I do not have background in system controllers. As part of a project, I am forced to learn the very basics how a PI or PID controller and transfer function derivation are made. As example to my understanding, I would like to control the volumetric flow rate at the outlet of a tank. I have the following simple functional relationships:

Q = c*(ho - h); Q as flow rate, ho and h as initial and current heads in the tank
Q = A*dh/dt; A is the surface area of the tank, dh/dt time variability of head in the tank

a generic PI controller description has the following blocks:
-data source with outlet node
-difference blocks (difference of current value and sensed value from the transfer function)
-gain blocks (multiplication of difference by a constant KP) then to another gain block ...
-integrator (integrating what is coming out of gain blocks)
-summation (adding values from gains and integrator)
-transfer function (receive values from summation and sends that value back to the difference block)

That is the maximum I understood. Now, how can I use the above flow and head relationship to establish a PI controller?

Any help and guide on this would be a great help.

 

[williamlove]

I'm not sure from your question if this is a homework problem...a math exercise, or a real-world problem.

If it is a real world problem then you can set up a PID in a controller (DCS or PLC) without modeling very much.

Your math might be useful to calculate process time constant and deadtime and thereby derive a starting point for your tuning parameters...the controller gains. But most of the time this is done in the field empirically, with the real process and loop in action...that is to say, you tune the real loop.

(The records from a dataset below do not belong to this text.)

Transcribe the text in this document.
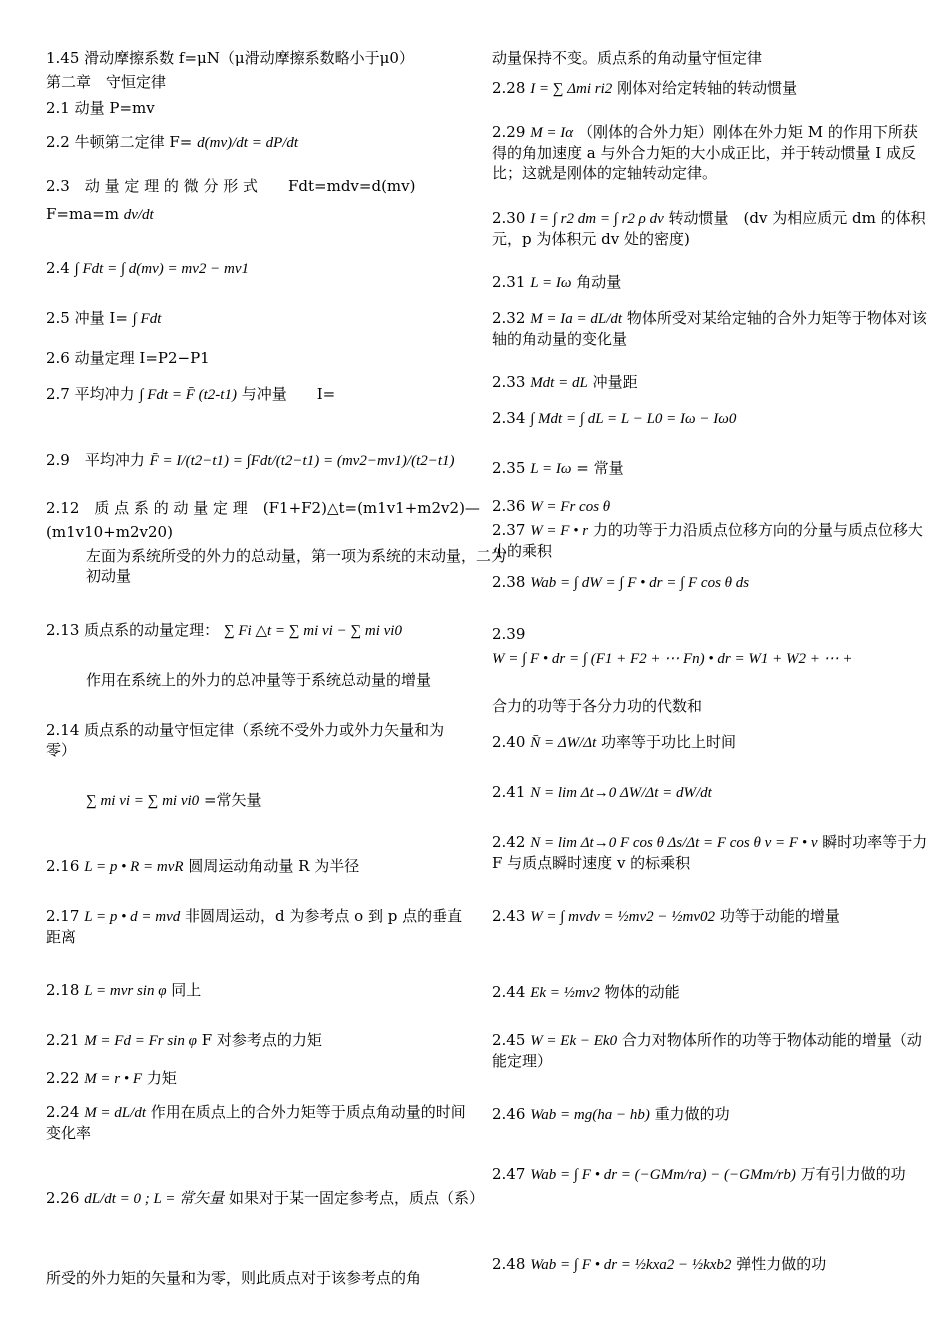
1.45 滑动摩擦系数 f=μN（μ滑动摩擦系数略小于μ0）
第二章　守恒定律
2.1 动量 P=mv
2.2 牛顿第二定律 F= d(mv)/dt = dP/dt
2.3　动 量 定 理 的 微 分 形 式　　Fdt=mdv=d(mv)
F=ma=m dv/dt
2.4 ∫ Fdt = ∫ d(mv) = mv2 − mv1
2.5 冲量 I= ∫ Fdt
2.6 动量定理 I=P2−P1
2.7 平均冲力 ∫ Fdt = F̄ (t2-t1) 与冲量　　I=
2.9　平均冲力 F̄ = I/(t2−t1) = ∫Fdt/(t2−t1) = (mv2−mv1)/(t2−t1)
2.12　质 点 系 的 动 量 定 理　(F1+F2)△t=(m1v1+m2v2)—
(m1v10+m2v20)
左面为系统所受的外力的总动量，第一项为系统的末动量，二为初动量
2.13 质点系的动量定理： ∑ Fi △t = ∑ mi vi − ∑ mi vi0
作用在系统上的外力的总冲量等于系统总动量的增量
2.14 质点系的动量守恒定律（系统不受外力或外力矢量和为零）
∑ mi vi = ∑ mi vi0 =常矢量
2.16 L = p • R = mvR 圆周运动角动量 R 为半径
2.17 L = p • d = mvd 非圆周运动，d 为参考点 o 到 p 点的垂直距离
2.18 L = mvr sin φ 同上
2.21 M = Fd = Fr sin φ F 对参考点的力矩
2.22 M = r • F 力矩
2.24 M = dL/dt 作用在质点上的合外力矩等于质点角动量的时间变化率
2.26 dL/dt = 0 ; L = 常矢量 如果对于某一固定参考点，质点（系）
所受的外力矩的矢量和为零，则此质点对于该参考点的角
动量保持不变。质点系的角动量守恒定律
2.28 I = ∑ Δmi ri2 刚体对给定转轴的转动惯量
2.29 M = Iα （刚体的合外力矩）刚体在外力矩 M 的作用下所获得的角加速度 a 与外合力矩的大小成正比，并于转动惯量 I 成反比；这就是刚体的定轴转动定律。
2.30 I = ∫ r2 dm = ∫ r2 ρ dv 转动惯量　(dv 为相应质元 dm 的体积元，p 为体积元 dv 处的密度)
2.31 L = Iω 角动量
2.32 M = Ia = dL/dt 物体所受对某给定轴的合外力矩等于物体对该轴的角动量的变化量
2.33 Mdt = dL 冲量距
2.34 ∫ Mdt = ∫ dL = L − L0 = Iω − Iω0
2.35 L = Iω = 常量
2.36 W = Fr cos θ
2.37 W = F • r 力的功等于力沿质点位移方向的分量与质点位移大小的乘积
2.38 Wab = ∫ dW = ∫ F • dr = ∫ F cos θ ds
2.39
W = ∫ F • dr = ∫ (F1 + F2 + ⋯ Fn) • dr = W1 + W2 + ⋯ +
合力的功等于各分力功的代数和
2.40 N̄ = ΔW/Δt 功率等于功比上时间
2.41 N = lim Δt→0 ΔW/Δt = dW/dt
2.42 N = lim Δt→0 F cos θ Δs/Δt = F cos θ v = F • v 瞬时功率等于力 F 与质点瞬时速度 v 的标乘积
2.43 W = ∫ mvdv = ½mv2 − ½mv02 功等于动能的增量
2.44 Ek = ½mv2 物体的动能
2.45 W = Ek − Ek0 合力对物体所作的功等于物体动能的增量（动能定理）
2.46 Wab = mg(ha − hb) 重力做的功
2.47 Wab = ∫ F • dr = (−GMm/ra) − (−GMm/rb) 万有引力做的功
2.48 Wab = ∫ F • dr = ½kxa2 − ½kxb2 弹性力做的功
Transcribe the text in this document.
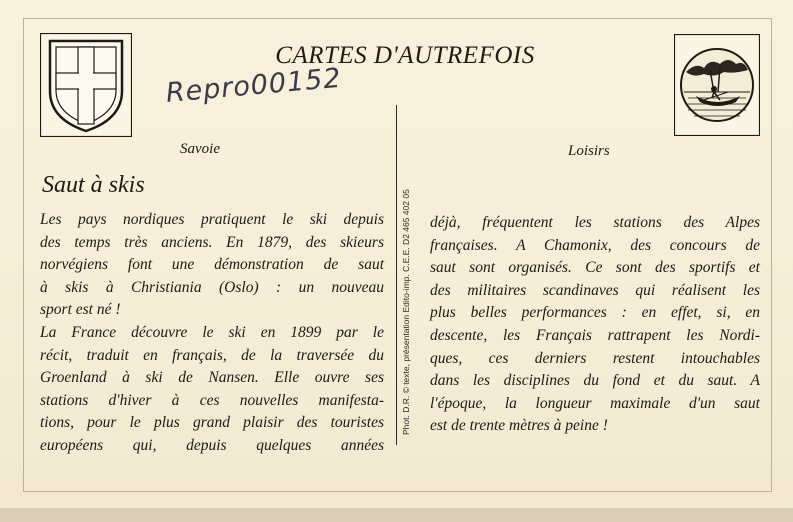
CARTES D'AUTREFOIS
Repro00152
Savoie	Loisirs
Saut à skis
Phot. D.R. © texte, présentation Edito-imp. C.E.E. D2 465 402 05
Les pays nordiques pratiquent le ski depuis
des temps très anciens. En 1879, des skieurs
norvégiens font une démonstration de saut
à skis à Christiania (Oslo) : un nouveau
sport est né !
La France découvre le ski en 1899 par le
récit, traduit en français, de la traversée du
Groenland à ski de Nansen. Elle ouvre ses
stations d'hiver à ces nouvelles manifesta-
tions, pour le plus grand plaisir des touristes
européens qui, depuis quelques années
déjà, fréquentent les stations des Alpes
françaises. A Chamonix, des concours de
saut sont organisés. Ce sont des sportifs et
des militaires scandinaves qui réalisent les
plus belles performances : en effet, si, en
descente, les Français rattrapent les Nordi-
ques, ces derniers restent intouchables
dans les disciplines du fond et du saut. A
l'époque, la longueur maximale d'un saut
est de trente mètres à peine !
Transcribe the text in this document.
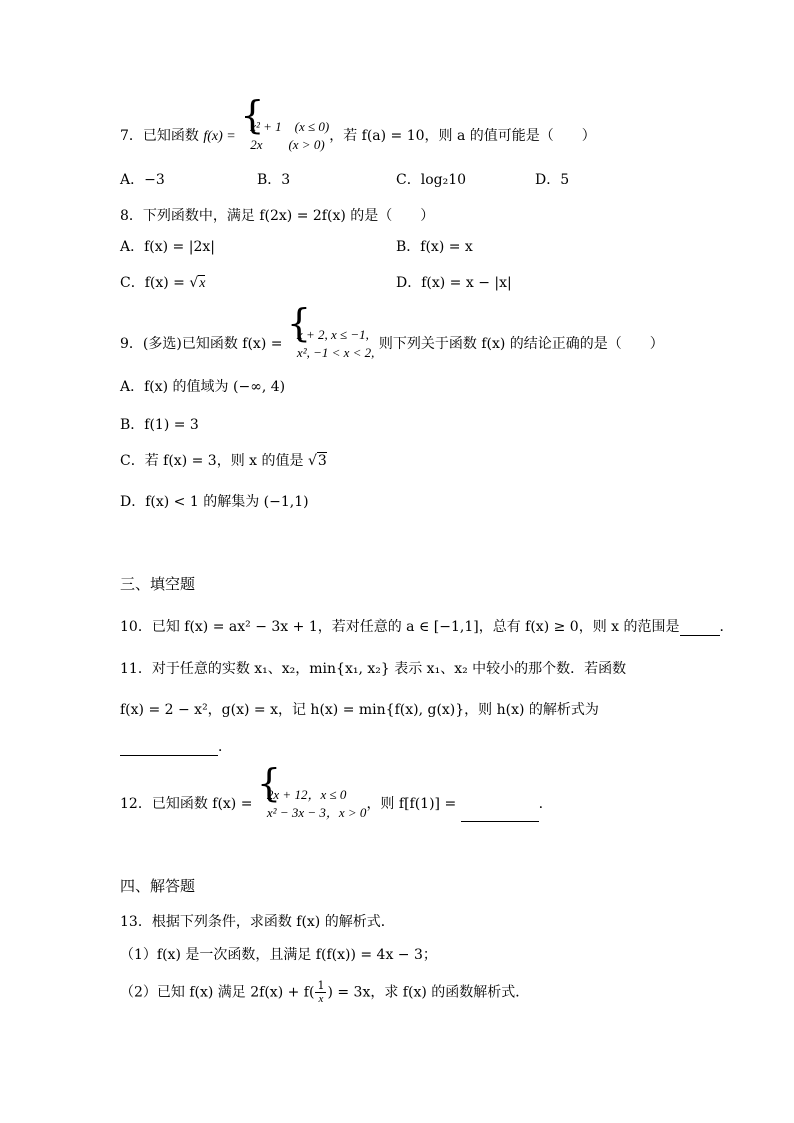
7．已知函数 f(x) = {
x² + 1　(x ≤ 0)
2x　　(x > 0)
，若 f(a) = 10，则 a 的值可能是（　　）
A．−3	B．3	C．log₂10	D．5
8．下列函数中，满足 f(2x) = 2f(x) 的是（　　）
A．f(x) = |2x|	B．f(x) = x
C．f(x) = √x	D．f(x) = x − |x|
9．(多选)已知函数 f(x) = {
x + 2, x ≤ −1,
x², −1 < x < 2,
则下列关于函数 f(x) 的结论正确的是（　　）
A．f(x) 的值域为 (−∞, 4)
B．f(1) = 3
C．若 f(x) = 3，则 x 的值是 √3
D．f(x) < 1 的解集为 (−1,1)
三、填空题
10．已知 f(x) = ax² − 3x + 1，若对任意的 a ∈ [−1,1]，总有 f(x) ≥ 0，则 x 的范围是	．
11．对于任意的实数 x₁、x₂，min{x₁, x₂} 表示 x₁、x₂ 中较小的那个数．若函数
f(x) = 2 − x²，g(x) = x，记 h(x) = min{f(x), g(x)}，则 h(x) 的解析式为
．
12．已知函数 f(x) = {
2x + 12，x ≤ 0
x² − 3x − 3，x > 0
，则 f[f(1)] =	.
四、解答题
13．根据下列条件，求函数 f(x) 的解析式．
（1）f(x) 是一次函数，且满足 f(f(x)) = 4x − 3；
（2）已知 f(x) 满足 $2f(x) + f( \frac{1}{x}$ ) = 3x，求 f(x) 的函数解析式．
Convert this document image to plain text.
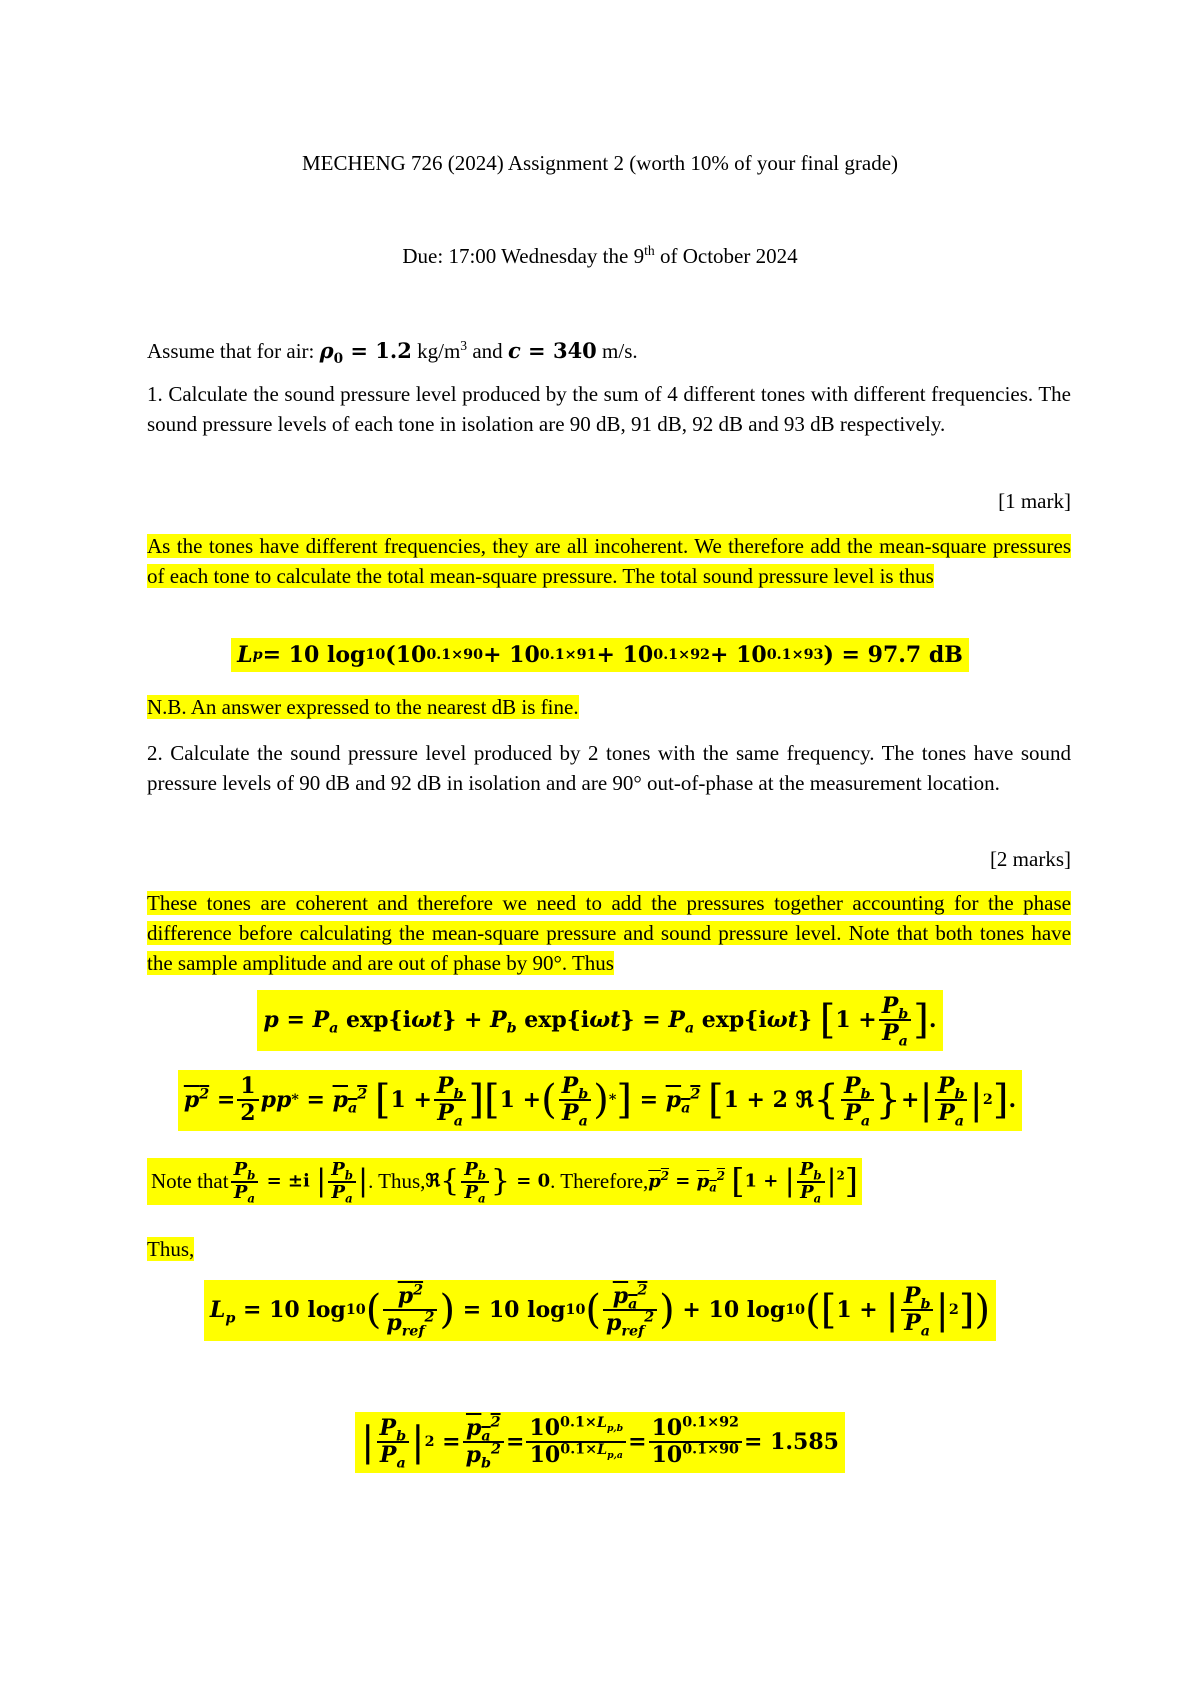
MECHENG 726 (2024) Assignment 2 (worth 10% of your final grade)
Due: 17:00 Wednesday the 9th of October 2024
Assume that for air: $\rho_0 = 1.2$ $kg/m^3$ and c = 340 m/s.
1. Calculate the sound pressure level produced by the sum of 4 different tones with different frequencies. The sound pressure levels of each tone in isolation are 90 dB, 91 dB, 92 dB and 93 dB respectively.
[1 mark]
As the tones have different frequencies, they are all incoherent. We therefore add the mean-square pressures of each tone to calculate the total mean-square pressure. The total sound pressure level is thus
L p = 10 log 10 (10 0.1×90 + 10 0.1×91 + 10 0.1×92 + 10 0.1×93 ) = 97.7 dB
N.B. An answer expressed to the nearest dB is fine.
2. Calculate the sound pressure level produced by 2 tones with the same frequency. The tones have sound pressure levels of 90 dB and 92 dB in isolation and are 90° out-of-phase at the measurement location.
[2 marks]
These tones are coherent and therefore we need to add the pressures together accounting for the phase difference before calculating the mean-square pressure and sound pressure level. Note that both tones have the sample amplitude and are out of phase by 90°. Thus
$p = P_a$ exp{i ωt } + $P_b$ exp{i ωt } = $P_a$ exp{i ωt } [ $1 + \frac{P_b}{P_a}$ ] .
$p^2 = \frac{1}{2}$ pp * = $p_a^2$
[ $1 + \frac{P_b}{P_a}$ ] [ 1 + ( $\frac{P_b}{P_a}$ ) * ] = $p_a^2$
[ 1 + 2 ℜ { $\frac{P_b}{P_a}$ } + | $\frac{P_b}{P_a}$ | 2 ] .
Note that $\frac{P_b}{P_a} = \pm i$ | $\frac{P_b}{P_a}$ | . Thus, ℜ{ $\frac{P_b}{P_a}$ } = 0 . Therefore, $p^2 = p_a^2$ [1 + | $\frac{P_b}{P_a} |^2$]
Thus,
$L_p = 10$ log 10 ( $\frac{p^2}{p_{ref}^2}$ ) = 10 log 10 ( $\frac{p_a^2}{p_{ref}^2}$ ) + 10 log 10 ( [ 1 + | $\frac{P_b}{P_a}$ | 2 ] )
| $\frac{P_b}{P_a}$ | $2 = \frac{p_a^2}{p_b^2} = \frac{10^{0.1\times L_{p,b}}}{10^{0.1\times L_{p,a}}} = \frac{10^{0.1\times 92}}{10^{0.1\times 90}} = 1.585$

The modeling and math has its place but for a loop like this it may be overkill.

 

[Noway2]

Basically, your system is representable by a differential equation, where the flow rate is equal to the surface area times the rate of change of water level in the tank. Notice I highlighted "rate" variables as these are represented by derivatives, which can in turn be solved through integration. Solving systems in this manner is in the realm of analog computing and system model "programming". This link should help clarify some of the concepts for you and get you on the right path:

http://courses.engr.illinois.edu/ece486/labs/lab1/analog_computer_manual.pdf

You might also be interested in a simulation program like Scicos, which will allow you to generate function block systems and analyze them.

 

[scote]

Thank you for your comments. I am on a mathematical modeling task, which is intended to be used in a real world problem.

Noway2, thank you for the link to a PDF. I am not good in electricity but that material looks interesting, which I will read it carefully.